Par décision en date du 2 avril 2026 notifiée le même jour, l’autorité administrative a ordonné le placement de M. [B] [L] en rétention dans les locaux ne relevant pas de l’administration pénitentiaire à compter de cette date.
Par requête du 3 avril 2026 réceptionnée ce même jour à 15heures 50, M. [B] [L] a contesté la décision de placement en rétention administrative
Suivant requête du 3 avril 2026, reçue le 5 avril 2026 à 16 heures 23, la préfète du Rhône a saisi le juge du tribunal judiciaire de Lyon aux fins de voir ordonner la prolongation de la rétention pour une durée de vingt-six jours.
Le juge du tribunal judiciaire de Lyon, a, par ordonnance du 6 avril 2026 à 13 heures 55:
' sur la régularité de la décision de placement en rétention
— déclarée recevable la requête de M. [B] [L],
— déclarée régulière la décision de placement en rétention prononcée à l’encontre de M. [B] [L] ,
' sur la prolongation de la mesure de rétention
— déclaré recevable la requête en prolongation de la rétention administrative,
— déclaré régulière la procédure diligentée à l’encontre de M. [B] [L] ,
— ordonné la prolongation de la rétention de M. [B] [L] dans les locaux du centre de rétention administrative de [Localité 2] pour une durée de vingt-six jours.

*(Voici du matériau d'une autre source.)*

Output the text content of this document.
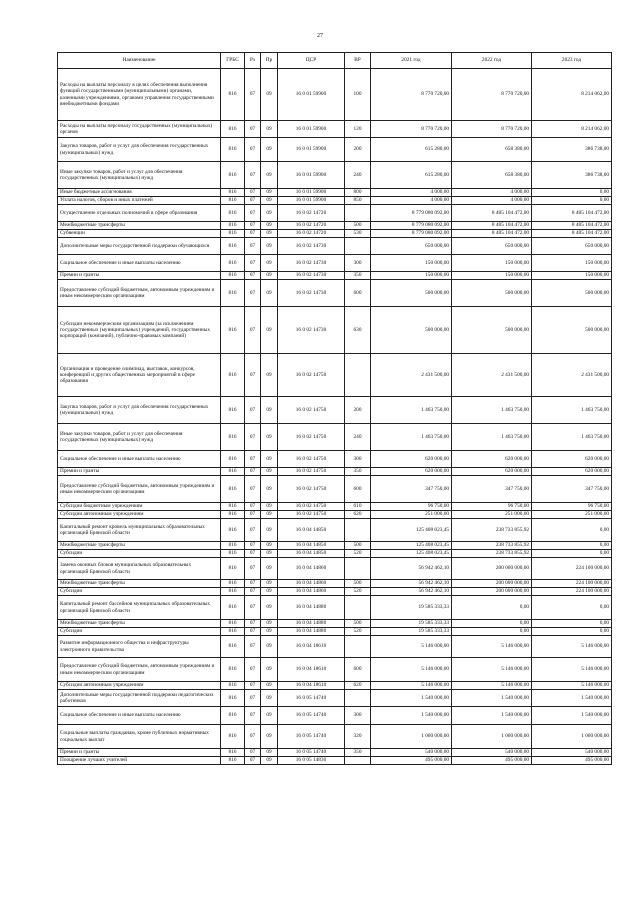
27
Наименование	ГРБС	Рз	Пр	ЦСР	ВР	2021 год	2022 год	2023 год
Расходы на выплаты персоналу в целях обеспечения выполнения функций государственными (муниципальными) органами, казенными учреждениями, органами управления государственными внебюджетными фондами	816	07	09	16 0 01 59900	100	8 770 720,00	8 770 720,00	8 214 062,00
Расходы на выплаты персоналу государственных (муниципальных) органов	816	07	09	16 0 01 59900	120	8 770 720,00	8 770 720,00	8 214 062,00
Закупка товаров, работ и услуг для обеспечения государственных (муниципальных) нужд	816	07	09	16 0 01 59900	200	615 280,00	658 380,00	386 738,00
Иные закупки товаров, работ и услуг для обеспечения государственных (муниципальных) нужд	816	07	09	16 0 01 59900	240	615 280,00	658 380,00	386 738,00
Иные бюджетные ассигнования	816	07	09	16 0 01 59900	800	4 000,00	4 000,00	0,00
Уплата налогов, сборов и иных платежей	816	07	09	16 0 01 59900	850	4 000,00	4 000,00	0,00
Осуществление отдельных полномочий в сфере образования	816	07	09	16 0 02 14720		8 779 080 092,00	8 485 104 472,00	8 485 104 472,00
Межбюджетные трансферты	816	07	09	16 0 02 14720	500	8 779 080 092,00	8 485 104 472,00	8 485 104 472,00
Субвенции	816	07	09	16 0 02 14720	530	8 779 080 092,00	8 485 104 472,00	8 485 104 472,00
Дополнительные меры государственной поддержки обучающихся	816	07	09	16 0 02 14730		650 000,00	650 000,00	650 000,00
Социальное обеспечение и иные выплаты населению	816	07	09	16 0 02 14730	300	150 000,00	150 000,00	150 000,00
Премии и гранты	816	07	09	16 0 02 14730	350	150 000,00	150 000,00	150 000,00
Предоставление субсидий бюджетным, автономным учреждениям и иным некоммерческим организациям	816	07	09	16 0 02 14730	600	500 000,00	500 000,00	500 000,00
Субсидии некоммерческим организациям (за исключением государственных (муниципальных) учреждений, государственных корпораций (компаний), публично-правовых компаний)	816	07	09	16 0 02 14730	630	500 000,00	500 000,00	500 000,00
Организация и проведение олимпиад, выставок, конкурсов, конференций и других общественных мероприятий в сфере образования	816	07	09	16 0 02 14750		2 431 500,00	2 431 500,00	2 431 500,00
Закупка товаров, работ и услуг для обеспечения государственных (муниципальных) нужд	816	07	09	16 0 02 14750	200	1 463 750,00	1 463 750,00	1 463 750,00
Иные закупки товаров, работ и услуг для обеспечения государственных (муниципальных) нужд	816	07	09	16 0 02 14750	240	1 463 750,00	1 463 750,00	1 463 750,00
Социальное обеспечение и иные выплаты населению	816	07	09	16 0 02 14750	300	620 000,00	620 000,00	620 000,00
Премии и гранты	816	07	09	16 0 02 14750	350	620 000,00	620 000,00	620 000,00
Предоставление субсидий бюджетным, автономным учреждениям и иным некоммерческим организациям	816	07	09	16 0 02 14750	600	347 750,00	347 750,00	347 750,00
Субсидии бюджетным учреждениям	816	07	09	16 0 02 14750	610	96 750,00	96 750,00	96 750,00
Субсидии автономным учреждениям	816	07	09	16 0 02 14750	620	251 000,00	251 000,00	251 000,00
Капитальный ремонт кровель муниципальных образовательных организаций Брянской области	816	07	09	16 0 04 14850		125 408 023,45	238 733 855,92	0,00
Межбюджетные трансферты	816	07	09	16 0 04 14850	500	125 408 023,45	238 733 855,92	0,00
Субсидии	816	07	09	16 0 04 14850	520	125 408 023,45	238 733 855,92	0,00
Замена оконных блоков муниципальных образовательных организаций Брянской области	816	07	09	16 0 04 14860		56 942 462,10	200 000 000,00	224 100 000,00
Межбюджетные трансферты	816	07	09	16 0 04 14860	500	56 942 462,10	200 000 000,00	224 100 000,00
Субсидии	816	07	09	16 0 04 14860	520	56 942 462,10	200 000 000,00	224 100 000,00
Капитальный ремонт бассейнов муниципальных образовательных организаций Брянской области	816	07	09	16 0 04 14880		19 585 333,33	0,00	0,00
Межбюджетные трансферты	816	07	09	16 0 04 14880	500	19 585 333,33	0,00	0,00
Субсидии	816	07	09	16 0 04 14880	520	19 585 333,33	0,00	0,00
Развитие информационного общества и инфраструктуры электронного правительства	816	07	09	16 0 04 18610		5 146 000,00	5 146 000,00	5 146 000,00
Предоставление субсидий бюджетным, автономным учреждениям и иным некоммерческим организациям	816	07	09	16 0 04 18610	600	5 146 000,00	5 146 000,00	5 146 000,00
Субсидии автономным учреждениям	816	07	09	16 0 04 18610	620	5 146 000,00	5 146 000,00	5 146 000,00
Дополнительные меры государственной поддержки педагогических работников	816	07	09	16 0 05 14740		1 540 000,00	1 540 000,00	1 540 000,00
Социальное обеспечение и иные выплаты населению	816	07	09	16 0 05 14740	300	1 540 000,00	1 540 000,00	1 540 000,00
Социальные выплаты гражданам, кроме публичных нормативных социальных выплат	816	07	09	16 0 05 14740	320	1 000 000,00	1 000 000,00	1 000 000,00
Премии и гранты	816	07	09	16 0 05 14740	350	540 000,00	540 000,00	540 000,00
Поощрение лучших учителей	816	07	09	16 0 05 14830		495 000,00	495 000,00	495 000,00
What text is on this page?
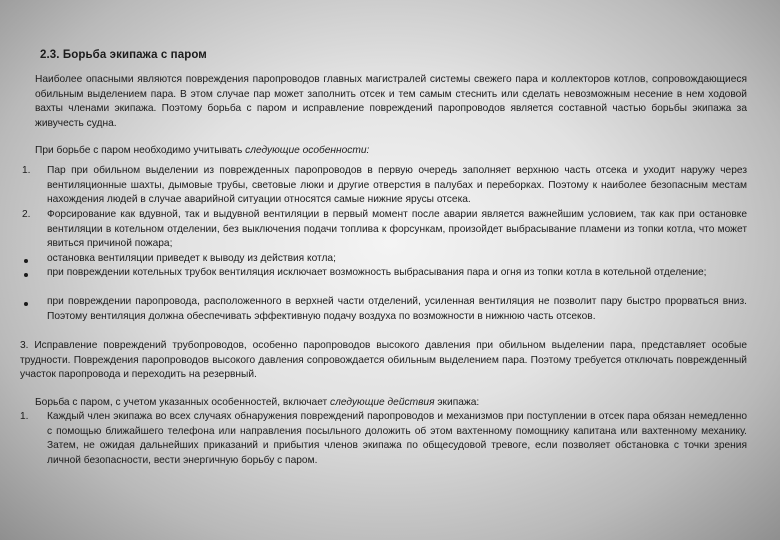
2.3. Борьба экипажа с паром

Наиболее опасными являются повреждения паропроводов главных магистралей системы свежего пара и коллекторов котлов, сопровождающиеся обильным выделением пара. В этом случае пар может заполнить отсек и тем самым стеснить или сделать невозможным несение в нем ходовой вахты членами экипажа. Поэтому борьба с паром и исправление повреждений паропроводов является составной частью борьбы экипажа за живучесть судна.

При борьбе с паром необходимо учитывать следующие особенности:

1. Пар при обильном выделении из поврежденных паропроводов в первую очередь заполняет верхнюю часть отсека и уходит наружу через вентиляционные шахты, дымовые трубы, световые люки и другие отверстия в палубах и переборках. Поэтому к наиболее безопасным местам нахождения людей в случае аварийной ситуации относятся самые нижние ярусы отсека.

2. Форсирование как вдувной, так и выдувной вентиляции в первый момент после аварии является важнейшим условием, так как при остановке вентиляции в котельном отделении, без выключения подачи топлива к форсункам, произойдет выбрасывание пламени из топки котла, что может явиться причиной пожара;

остановка вентиляции приведет к выводу из действия котла;

при повреждении котельных трубок вентиляция исключает возможность выбрасывания пара и огня из топки котла в котельной отделение;

при повреждении паропровода, расположенного в верхней части отделений, усиленная вентиляция не позволит пару быстро прорваться вниз. Поэтому вентиляция должна обеспечивать эффективную подачу воздуха по возможности в нижнюю часть отсеков.

3. Исправление повреждений трубопроводов, особенно паропроводов высокого давления при обильном выделении пара, представляет особые трудности. Повреждения паропроводов высокого давления сопровождается обильным выделением пара. Поэтому требуется отключать поврежденный участок паропровода и переходить на резервный.

Борьба с паром, с учетом указанных особенностей, включает следующие действия экипажа:

1. Каждый член экипажа во всех случаях обнаружения повреждений паропроводов и механизмов при поступлении в отсек пара обязан немедленно с помощью ближайшего телефона или направления посыльного доложить об этом вахтенному помощнику капитана или вахтенному механику. Затем, не ожидая дальнейших приказаний и прибытия членов экипажа по общесудовой тревоге, если позволяет обстановка с точки зрения личной безопасности, вести энергичную борьбу с паром.
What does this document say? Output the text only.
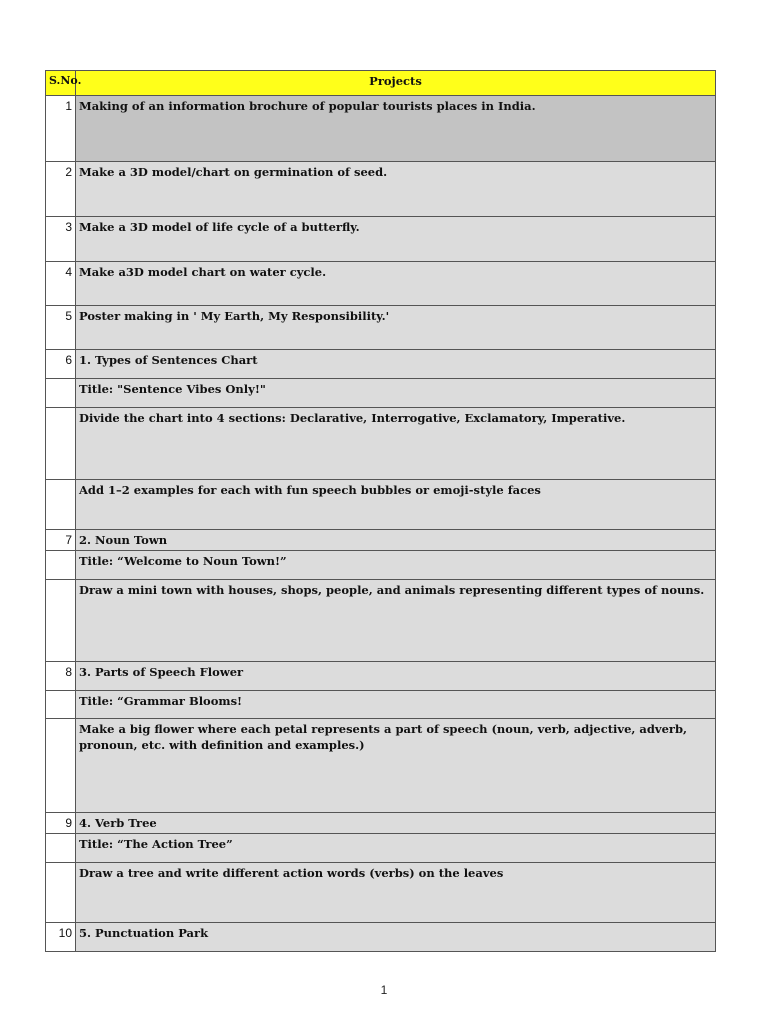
S.No.	Projects
1	Making of an information brochure of popular tourists places in India.
2	Make a 3D model/chart on germination of seed.
3	Make a 3D model of life cycle of a butterfly.
4	Make a3D model chart on water cycle.
5	Poster making in ' My Earth, My Responsibility.'
6	1. Types of Sentences Chart
	Title: "Sentence Vibes Only!"
	Divide the chart into 4 sections: Declarative, Interrogative, Exclamatory, Imperative.
	Add 1–2 examples for each with fun speech bubbles or emoji-style faces
7	2. Noun Town
	Title: “Welcome to Noun Town!”
	Draw a mini town with houses, shops, people, and animals representing different types of nouns.
8	3. Parts of Speech Flower
	Title: “Grammar Blooms!
	Make a big flower where each petal represents a part of speech (noun, verb, adjective, adverb, pronoun, etc. with definition and examples.)
9	4. Verb Tree
	Title: “The Action Tree”
	Draw a tree and write different action words (verbs) on the leaves
10	5. Punctuation Park
1
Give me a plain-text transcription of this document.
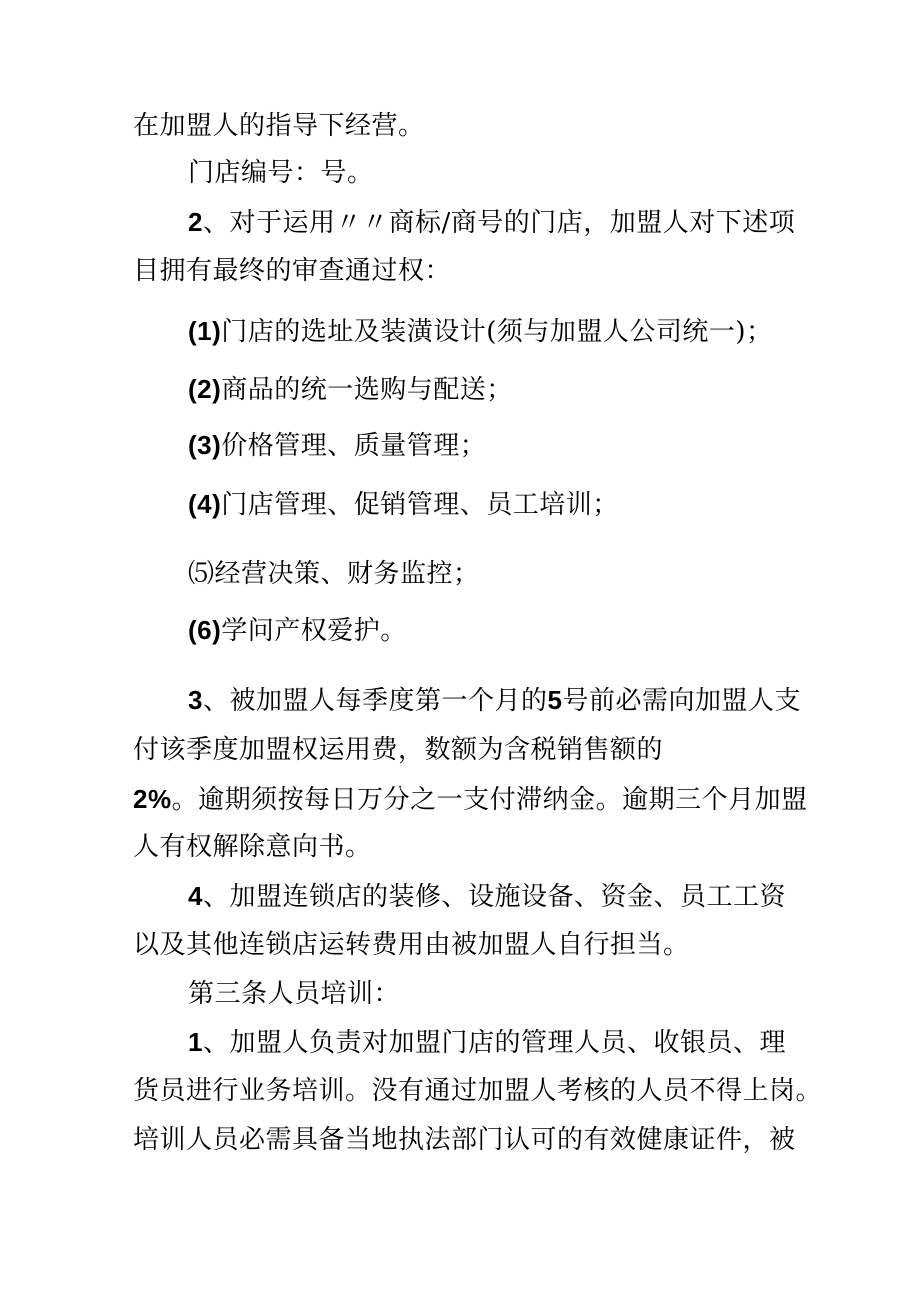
在加盟人的指导下经营。

门店编号：号。

2、对于运用〃〃商标/商号的门店，加盟人对下述项

目拥有最终的审查通过权：

(1)门店的选址及装潢设计(须与加盟人公司统一)；

(2)商品的统一选购与配送；

(3)价格管理、质量管理；

(4)门店管理、促销管理、员工培训；

⑸经营决策、财务监控；

(6)学问产权爱护。

3、被加盟人每季度第一个月的5号前必需向加盟人支

付该季度加盟权运用费，数额为含税销售额的

2%。逾期须按每日万分之一支付滞纳金。逾期三个月加盟

人有权解除意向书。

4、加盟连锁店的装修、设施设备、资金、员工工资

以及其他连锁店运转费用由被加盟人自行担当。

第三条人员培训：

1、加盟人负责对加盟门店的管理人员、收银员、理

货员进行业务培训。没有通过加盟人考核的人员不得上岗。

培训人员必需具备当地执法部门认可的有效健康证件，被
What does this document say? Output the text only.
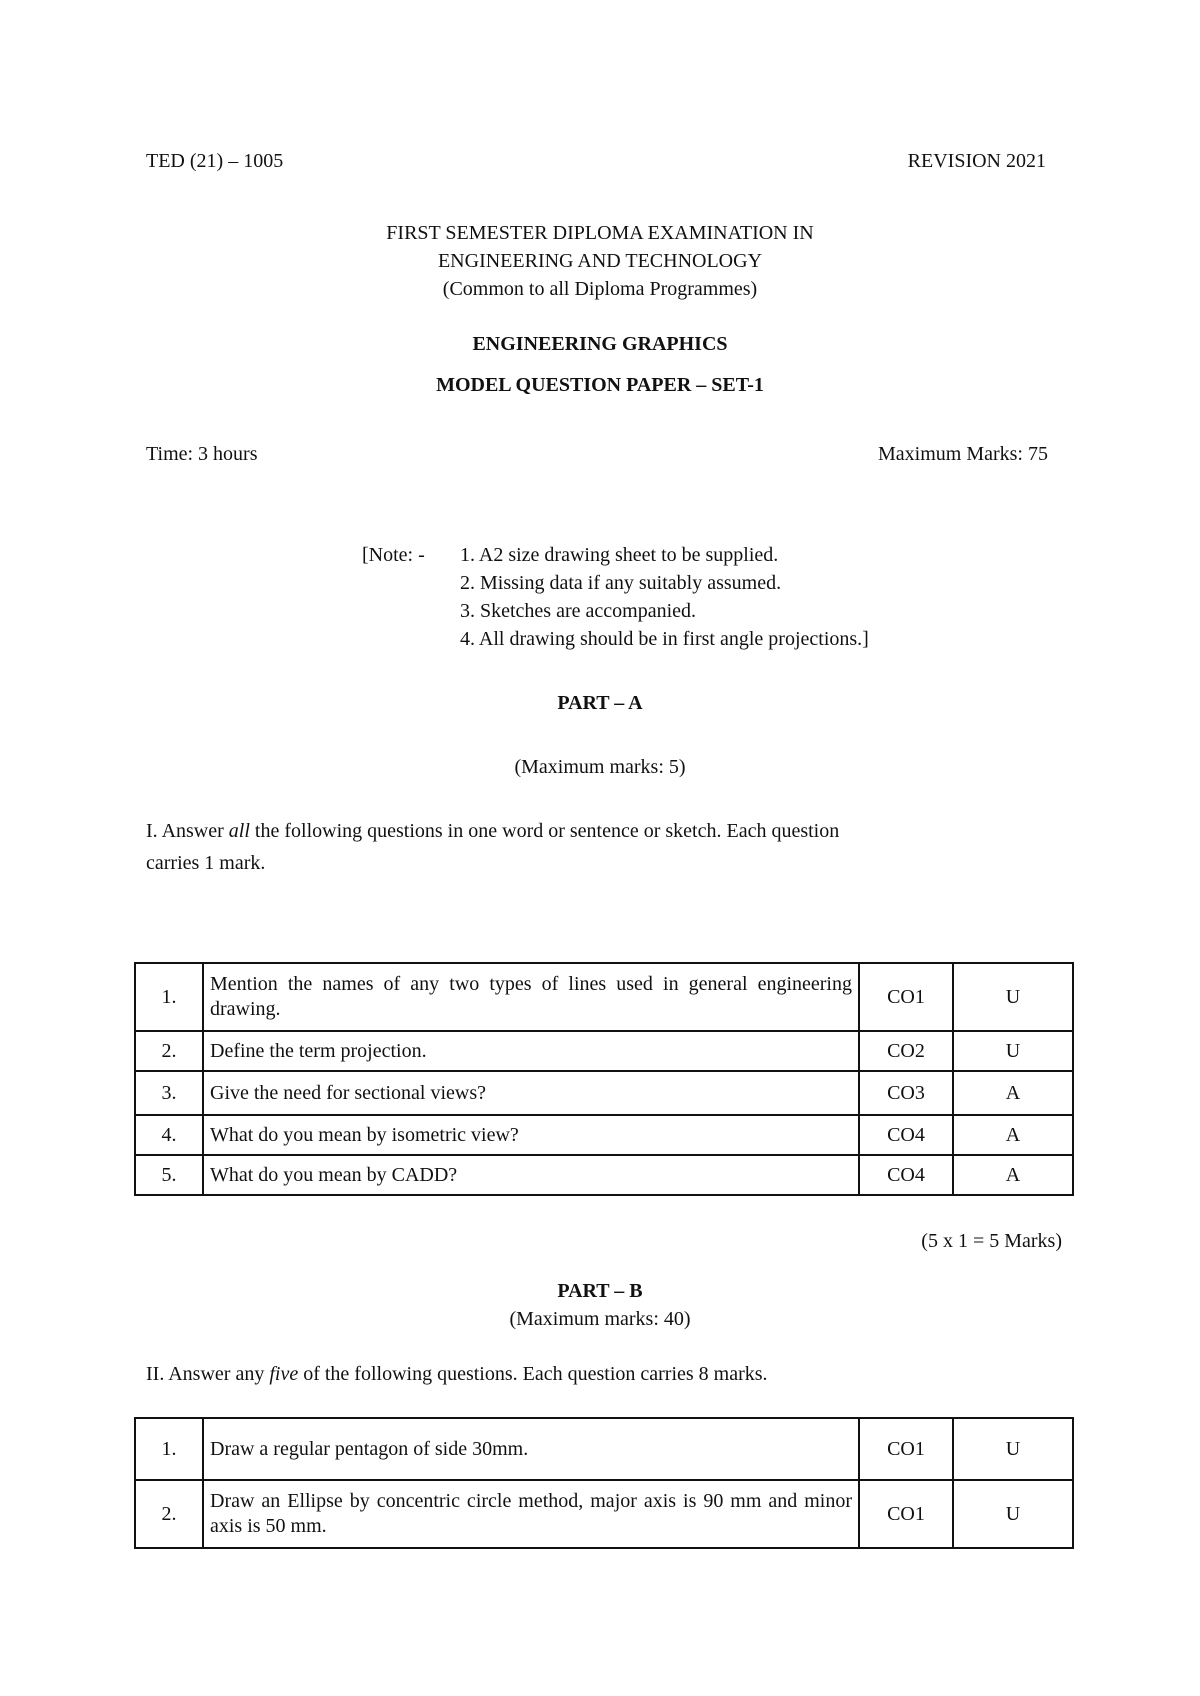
TED (21) – 1005	REVISION 2021
FIRST SEMESTER DIPLOMA EXAMINATION IN
ENGINEERING AND TECHNOLOGY
(Common to all Diploma Programmes)
ENGINEERING GRAPHICS
MODEL QUESTION PAPER – SET-1
Time: 3 hours	Maximum Marks: 75
[Note: - 1. A2 size drawing sheet to be supplied.
2. Missing data if any suitably assumed.
3. Sketches are accompanied.
4. All drawing should be in first angle projections.]
PART – A
(Maximum marks: 5)
I. Answer all the following questions in one word or sentence or sketch. Each question
carries 1 mark.
1.	Mention the names of any two types of lines used in general engineering drawing.	CO1	U
2.	Define the term projection.	CO2	U
3.	Give the need for sectional views?	CO3	A
4.	What do you mean by isometric view?	CO4	A
5.	What do you mean by CADD?	CO4	A
(5 x 1 = 5 Marks)
PART – B
(Maximum marks: 40)
II. Answer any five of the following questions. Each question carries 8 marks.
1.	Draw a regular pentagon of side 30mm.	CO1	U
2.	Draw an Ellipse by concentric circle method, major axis is 90 mm and minor axis is 50 mm.	CO1	U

M. [B] [L] a relevé appel de cette ordonnance par déclaration au greffe du 2025 à heures en faisant valoir que:
A titre principal:
— il n’a pas eu accès à son dossier;
— Il n’a pas eu accès à un avocat.
Subsidiairement, et à défaut d’avoir pu accéder à son dossier, il soulève les moyens suivants:
— l’interpellation est irrégulière;
— la garde à vue et la retenue sont irrégulières, aucun de ses droits n’ayant été respectés;
— le parquet a été informé tardivement de son placement en rétention;
— Sur la régularité de la requête:
* l’auteur de la requête est incompétent;
* les pièces utiles ne sont pas jointes;
* le juge n’a pas été saisi dans les 96 heures de son placement en rétention;
— Sur l’audience:
* il n’a pas eu de notification de l’audience;
* il n’était assisté ni d’un interprète ni d’un avocat;
* il était menotté ;
* L’ensemble de ces éléments rendant la procédure irrégulière;
— Il demande à être assigné à résidence;
— Sur l’application de l’article L 742-4 du CESEDA:
* la menace à l’ordre public n’est pas caractérisée;
* il n’existe pas de perspectives sérieuses d’éloignement;
* la préfecture ne justifie pas des diligences;
*
M. [B] [L] a demandé l’infirmation de l’ordonnance déférée et sa remise en liberté.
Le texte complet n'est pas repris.